Na última quarta-feira, quando o GLOBO esteve na Professor Augusto Motta, não se ouvia o burburinho típico de uma Escola cheia. Por motivos de saúde, quatro Professores haviam faltado. O turno deveria começar às 18h e terminar depois de 22h30m para suas nove turmas de Ensino médio regular. Mas poucos estudantes resistiram nas salas. Às 21h, depois que foi servido o jantar, praticamente ninguém ficou.
- São Alunos muito carentes, de situação econômica muito desfavorável. Ano passado, não tínhamos comida quente para oferecer. Essa mudança já está melhorando o índice de comparecimento. Também estamos fazendo um trabalho de visitação nas casas para saber os motivos da evasão - defende-se a diretora Maria José da Silva Bezerra Sá, que na quarta chegou à Escola pouco depois de 20h.

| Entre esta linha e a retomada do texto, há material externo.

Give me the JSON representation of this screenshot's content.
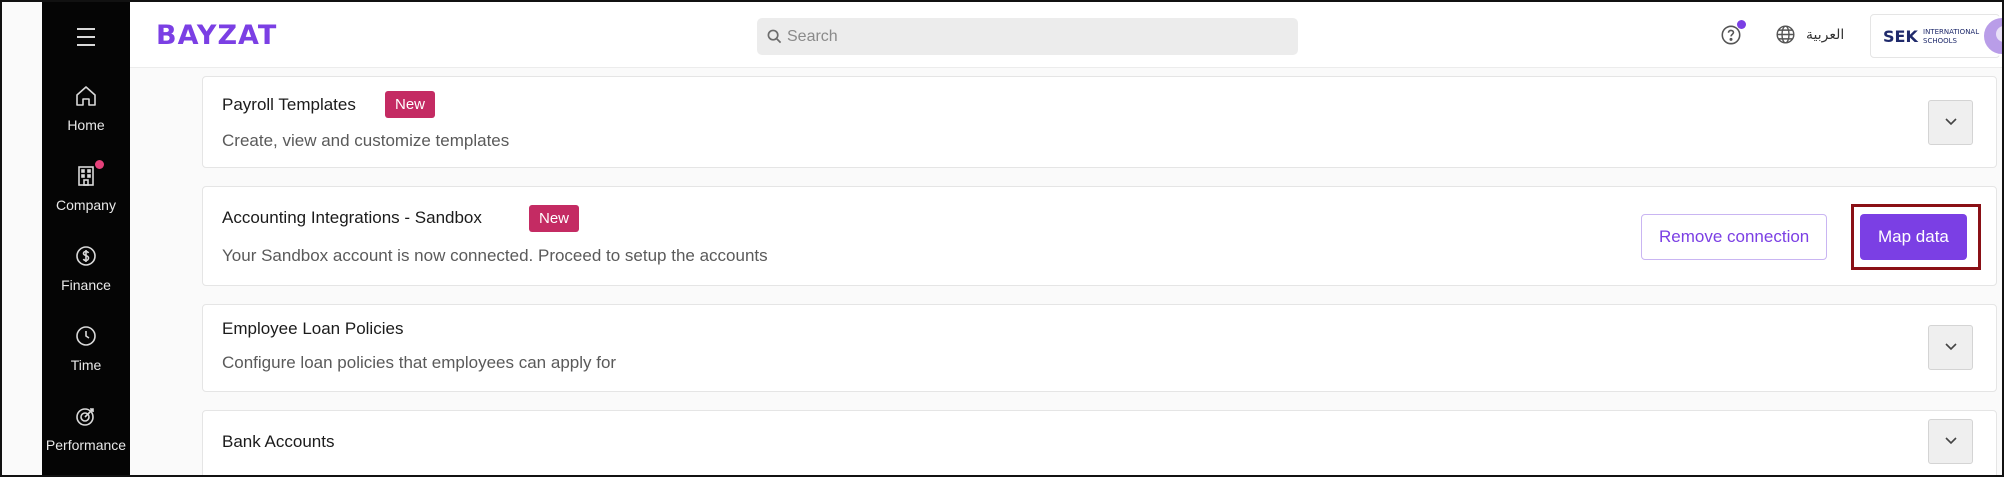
{
  "brand": {
    "logo_text": "BAYZAT",
    "accent": "#7b3fe4"
  },
  "sidebar": {
    "items": [
      {
        "label": "Home",
        "icon": "home-icon"
      },
      {
        "label": "Company",
        "icon": "building-icon",
        "has_notification": true
      },
      {
        "label": "Finance",
        "icon": "dollar-icon"
      },
      {
        "label": "Time",
        "icon": "clock-icon"
      },
      {
        "label": "Performance",
        "icon": "target-icon"
      }
    ]
  },
  "topbar": {
    "search_placeholder": "Search",
    "language_label": "العربية",
    "org_logo_main": "SEK",
    "org_logo_sub1": "INTERNATIONAL",
    "org_logo_sub2": "SCHOOLS"
  },
  "cards": [
    {
      "title": "Payroll Templates",
      "badge": "New",
      "description": "Create, view and customize templates"
    },
    {
      "title": "Accounting Integrations - Sandbox",
      "badge": "New",
      "description": "Your Sandbox account is now connected. Proceed to setup the accounts",
      "secondary_action": "Remove connection",
      "primary_action": "Map data"
    },
    {
      "title": "Employee Loan Policies",
      "description": "Configure loan policies that employees can apply for"
    },
    {
      "title": "Bank Accounts"
    }
  ],
  "colors": {
    "badge": "#c42b63",
    "highlight_border": "#8a1016",
    "sidebar_bg": "#050505"
  }
}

Na Escola que teve o pior índice de aprovação no Rio (15,2%), o Colégio Estadual Marechal Estevão Leitão de Carvalho, no Engenho da Rainha, nem o jantar serve de motivação. Como a unidade não tem uma dispensa adequada para o depósito de alimentos, não há como fornecer a merenda quente. Na última terça-feira, biscoitos e laranjas eram o que havia no cardápio. A direção da Escola espera concluir nos próximos meses uma reforma para começar a fornecer uma alimentação mais consistente.
- Aqui, a gente não tem nada de muito atrativo. Contamos apenas com a vontade do Aluno de estudar - admite a diretora da Escola, Rose Léa Silva Dias.

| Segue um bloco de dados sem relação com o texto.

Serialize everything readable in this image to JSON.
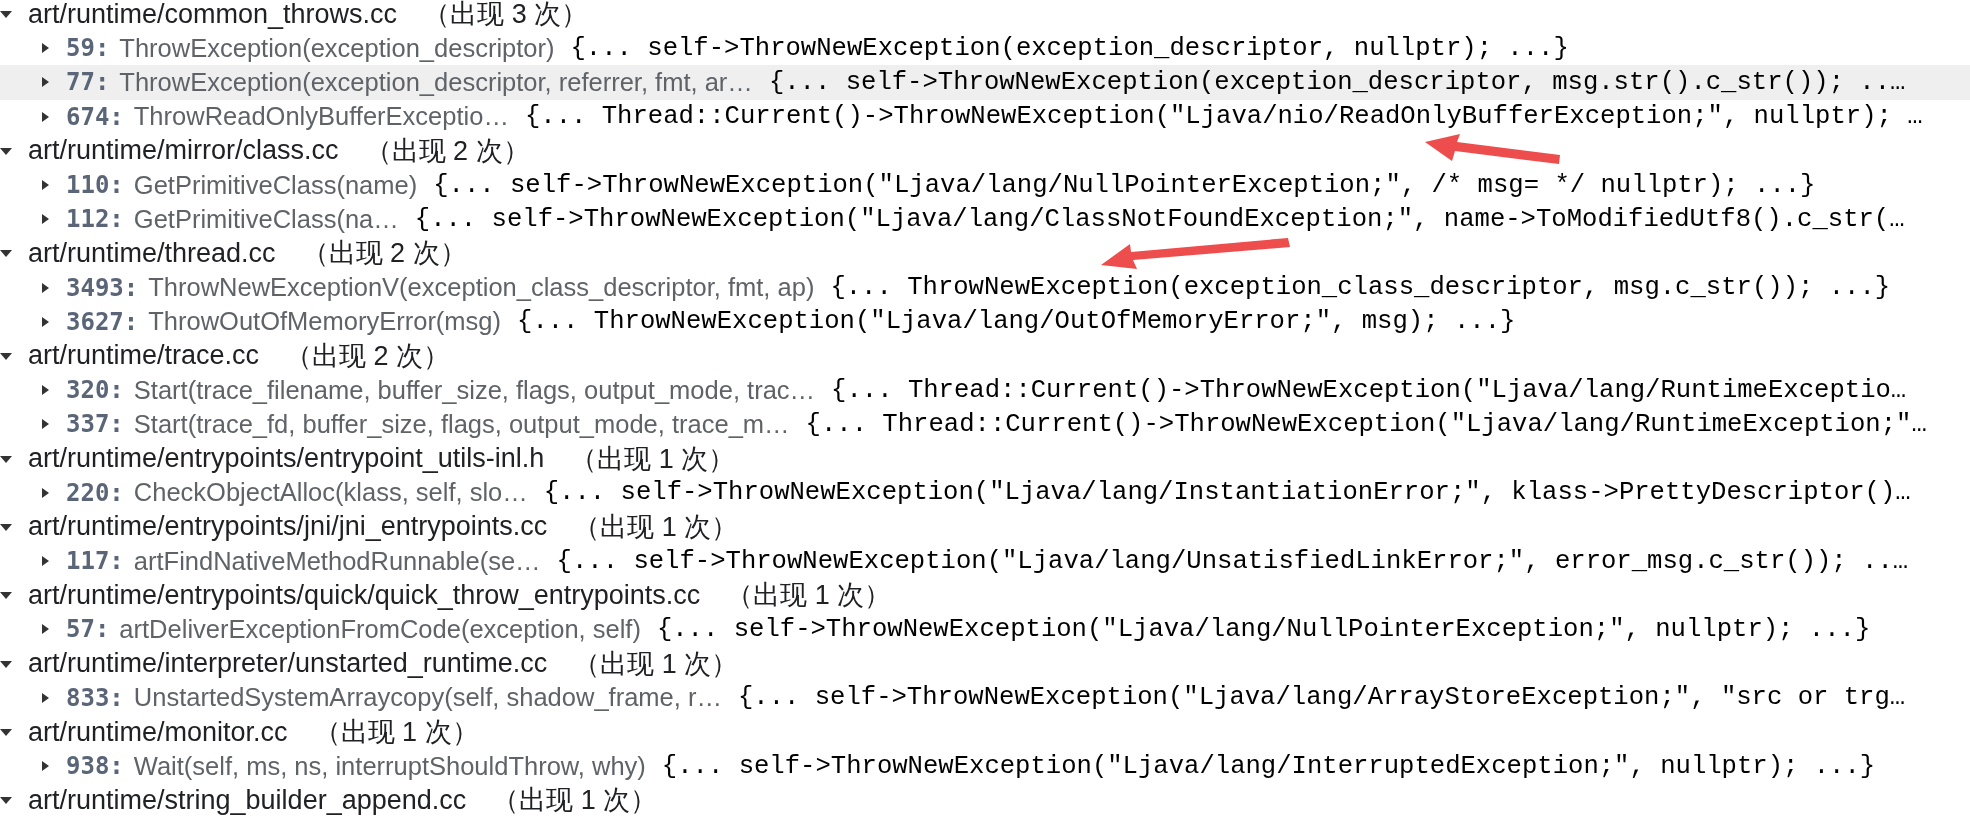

A unidade é nova, e os 15,2% são referentes à única turma de Ensino médio regular que o colégio possuía em 2011. A diretora questiona o número. Diz que, de 50 matriculados no início do ano, 11 (22%) foram aprovados:
- Estamos cercados por oito comunidades que não foram pacificadas. Já houve um dia, no ano passado, em que olhamos para o muro da Escola e havia aquela luz vermelha, da mira laser de uma arma. O Caveirão (blindado da PM) já ficou várias vezes aqui na porta. Nesses dias, é ainda mais difícil ter Alunos que venham - ela diz.

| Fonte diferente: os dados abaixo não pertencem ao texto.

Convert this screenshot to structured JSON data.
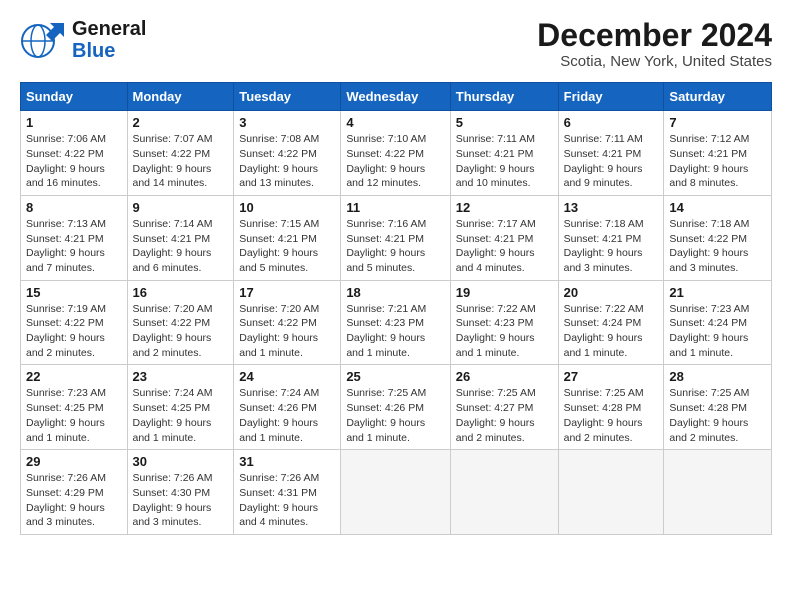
{
  "header": {
    "logo_line1": "General",
    "logo_line2": "Blue",
    "main_title": "December 2024",
    "sub_title": "Scotia, New York, United States"
  },
  "weekdays": [
    "Sunday",
    "Monday",
    "Tuesday",
    "Wednesday",
    "Thursday",
    "Friday",
    "Saturday"
  ],
  "weeks": [
    [
      {
        "day": "1",
        "sunrise": "Sunrise: 7:06 AM",
        "sunset": "Sunset: 4:22 PM",
        "daylight": "Daylight: 9 hours and 16 minutes."
      },
      {
        "day": "2",
        "sunrise": "Sunrise: 7:07 AM",
        "sunset": "Sunset: 4:22 PM",
        "daylight": "Daylight: 9 hours and 14 minutes."
      },
      {
        "day": "3",
        "sunrise": "Sunrise: 7:08 AM",
        "sunset": "Sunset: 4:22 PM",
        "daylight": "Daylight: 9 hours and 13 minutes."
      },
      {
        "day": "4",
        "sunrise": "Sunrise: 7:10 AM",
        "sunset": "Sunset: 4:22 PM",
        "daylight": "Daylight: 9 hours and 12 minutes."
      },
      {
        "day": "5",
        "sunrise": "Sunrise: 7:11 AM",
        "sunset": "Sunset: 4:21 PM",
        "daylight": "Daylight: 9 hours and 10 minutes."
      },
      {
        "day": "6",
        "sunrise": "Sunrise: 7:11 AM",
        "sunset": "Sunset: 4:21 PM",
        "daylight": "Daylight: 9 hours and 9 minutes."
      },
      {
        "day": "7",
        "sunrise": "Sunrise: 7:12 AM",
        "sunset": "Sunset: 4:21 PM",
        "daylight": "Daylight: 9 hours and 8 minutes."
      }
    ],
    [
      {
        "day": "8",
        "sunrise": "Sunrise: 7:13 AM",
        "sunset": "Sunset: 4:21 PM",
        "daylight": "Daylight: 9 hours and 7 minutes."
      },
      {
        "day": "9",
        "sunrise": "Sunrise: 7:14 AM",
        "sunset": "Sunset: 4:21 PM",
        "daylight": "Daylight: 9 hours and 6 minutes."
      },
      {
        "day": "10",
        "sunrise": "Sunrise: 7:15 AM",
        "sunset": "Sunset: 4:21 PM",
        "daylight": "Daylight: 9 hours and 5 minutes."
      },
      {
        "day": "11",
        "sunrise": "Sunrise: 7:16 AM",
        "sunset": "Sunset: 4:21 PM",
        "daylight": "Daylight: 9 hours and 5 minutes."
      },
      {
        "day": "12",
        "sunrise": "Sunrise: 7:17 AM",
        "sunset": "Sunset: 4:21 PM",
        "daylight": "Daylight: 9 hours and 4 minutes."
      },
      {
        "day": "13",
        "sunrise": "Sunrise: 7:18 AM",
        "sunset": "Sunset: 4:21 PM",
        "daylight": "Daylight: 9 hours and 3 minutes."
      },
      {
        "day": "14",
        "sunrise": "Sunrise: 7:18 AM",
        "sunset": "Sunset: 4:22 PM",
        "daylight": "Daylight: 9 hours and 3 minutes."
      }
    ],
    [
      {
        "day": "15",
        "sunrise": "Sunrise: 7:19 AM",
        "sunset": "Sunset: 4:22 PM",
        "daylight": "Daylight: 9 hours and 2 minutes."
      },
      {
        "day": "16",
        "sunrise": "Sunrise: 7:20 AM",
        "sunset": "Sunset: 4:22 PM",
        "daylight": "Daylight: 9 hours and 2 minutes."
      },
      {
        "day": "17",
        "sunrise": "Sunrise: 7:20 AM",
        "sunset": "Sunset: 4:22 PM",
        "daylight": "Daylight: 9 hours and 1 minute."
      },
      {
        "day": "18",
        "sunrise": "Sunrise: 7:21 AM",
        "sunset": "Sunset: 4:23 PM",
        "daylight": "Daylight: 9 hours and 1 minute."
      },
      {
        "day": "19",
        "sunrise": "Sunrise: 7:22 AM",
        "sunset": "Sunset: 4:23 PM",
        "daylight": "Daylight: 9 hours and 1 minute."
      },
      {
        "day": "20",
        "sunrise": "Sunrise: 7:22 AM",
        "sunset": "Sunset: 4:24 PM",
        "daylight": "Daylight: 9 hours and 1 minute."
      },
      {
        "day": "21",
        "sunrise": "Sunrise: 7:23 AM",
        "sunset": "Sunset: 4:24 PM",
        "daylight": "Daylight: 9 hours and 1 minute."
      }
    ],
    [
      {
        "day": "22",
        "sunrise": "Sunrise: 7:23 AM",
        "sunset": "Sunset: 4:25 PM",
        "daylight": "Daylight: 9 hours and 1 minute."
      },
      {
        "day": "23",
        "sunrise": "Sunrise: 7:24 AM",
        "sunset": "Sunset: 4:25 PM",
        "daylight": "Daylight: 9 hours and 1 minute."
      },
      {
        "day": "24",
        "sunrise": "Sunrise: 7:24 AM",
        "sunset": "Sunset: 4:26 PM",
        "daylight": "Daylight: 9 hours and 1 minute."
      },
      {
        "day": "25",
        "sunrise": "Sunrise: 7:25 AM",
        "sunset": "Sunset: 4:26 PM",
        "daylight": "Daylight: 9 hours and 1 minute."
      },
      {
        "day": "26",
        "sunrise": "Sunrise: 7:25 AM",
        "sunset": "Sunset: 4:27 PM",
        "daylight": "Daylight: 9 hours and 2 minutes."
      },
      {
        "day": "27",
        "sunrise": "Sunrise: 7:25 AM",
        "sunset": "Sunset: 4:28 PM",
        "daylight": "Daylight: 9 hours and 2 minutes."
      },
      {
        "day": "28",
        "sunrise": "Sunrise: 7:25 AM",
        "sunset": "Sunset: 4:28 PM",
        "daylight": "Daylight: 9 hours and 2 minutes."
      }
    ],
    [
      {
        "day": "29",
        "sunrise": "Sunrise: 7:26 AM",
        "sunset": "Sunset: 4:29 PM",
        "daylight": "Daylight: 9 hours and 3 minutes."
      },
      {
        "day": "30",
        "sunrise": "Sunrise: 7:26 AM",
        "sunset": "Sunset: 4:30 PM",
        "daylight": "Daylight: 9 hours and 3 minutes."
      },
      {
        "day": "31",
        "sunrise": "Sunrise: 7:26 AM",
        "sunset": "Sunset: 4:31 PM",
        "daylight": "Daylight: 9 hours and 4 minutes."
      },
      null,
      null,
      null,
      null
    ]
  ]
}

A diretora admite que muitos jovens só frequentam a Escola nas duas primeiras semanas ou no primeiro mês de aula:
- Há aqueles que só querem pegar o RioCard (gratuidade no transporte).

Na última terça-feira, dois ex-Alunos do 1 ano do Ensino médio em 2011 estavam na Marechal Estevão Leitão de Carvalho. Novamente, numa sala de 1 ano. Com cara de menina, Andressa Francisco da Silva, de 18 anos, conta que decidiu largar o emprego para se dedicar aos estudos. A decisão, no entanto, ainda é motivo de forte discussão familiar.
- Estou conversando com o meu marido para ver o que a gente faz. No primeiro bimestre desse ano, tive de novo notas ruins porque estava trabalhando - comenta a jovem que já é mãe de uma filha de 2 anos de idade.

Um dos Professores de Andressa é o também jovem André Magliari, de 25 anos. Lá, ele leciona português.
- É difícil porque a maioria dos Alunos trabalha. Atividades para casa, por exemplo, tenho que evitar. Mas ainda acredito que é possível - diz o Professor.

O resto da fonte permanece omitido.